Irã, Ormuz e Venezuela reconfiguram os fluxos de petróleo
“É cada vez mais difícil ver uma saída para o impasse EUA-Irã. Ontem, o primeiro-ministro do Catar viajou a Teerã para tentar reavivar o diálogo entre Washington e Teerã, mas o presidente Trump frustrou as esperanças de diplomacia. O presidente dos EUA, segundo relatos, não tem interesse em reavivar o memorando de entendimento, bloqueando as opções dos mediadores para reiniciar as negociações.”
“Os estoques amorteceram o impacto da redução dos fluxos de petróleo por enquanto, mas à medida que o impasse continua e os estoques se esgotam, a eficácia do fechamento de Ormuz aumenta.”
“O fechamento do Estreito de Ormuz está forçando vizinhos exportadores e países importadores em todo o mundo a repensar suas cadeias de suprimentos.

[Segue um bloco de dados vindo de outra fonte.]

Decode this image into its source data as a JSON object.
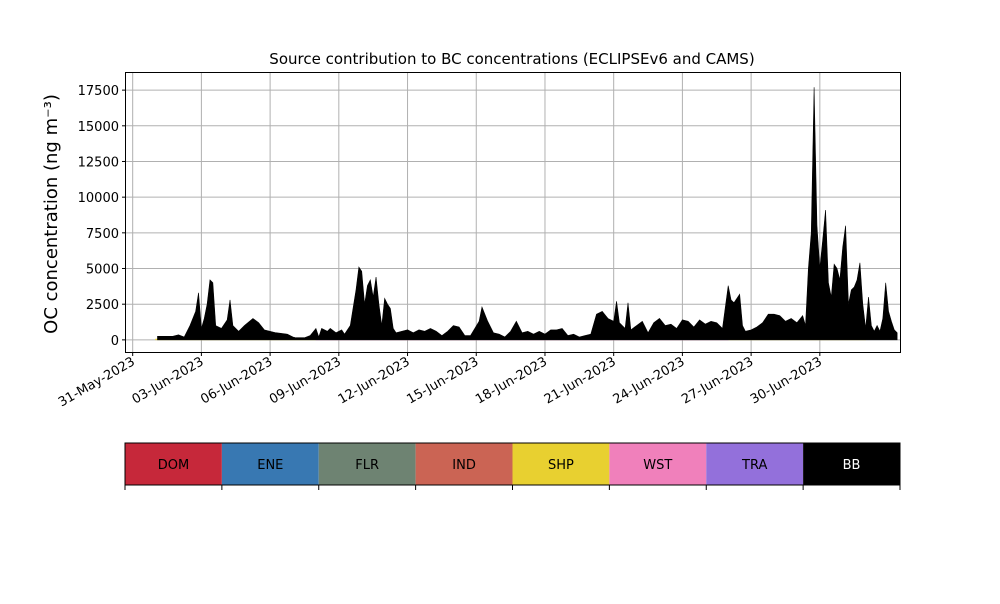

À medida que alternativas são desenvolvidas, a capacidade do Irã de manter a economia global refém diminuirá.”
“Como exemplo, os EUA estão negociando uma participação nos campos de petróleo da Venezuela, e a Venezuela estaria considerando sair da OPEP.”
“Ainda assim, levará tempo para que esse suprimento alternativo chegue ao mercado. E isso pode exigir investimentos iniciais massivos, portanto, financiamento, em um momento em que já há tanta pressão sobre os orçamentos e competição por financiamento.”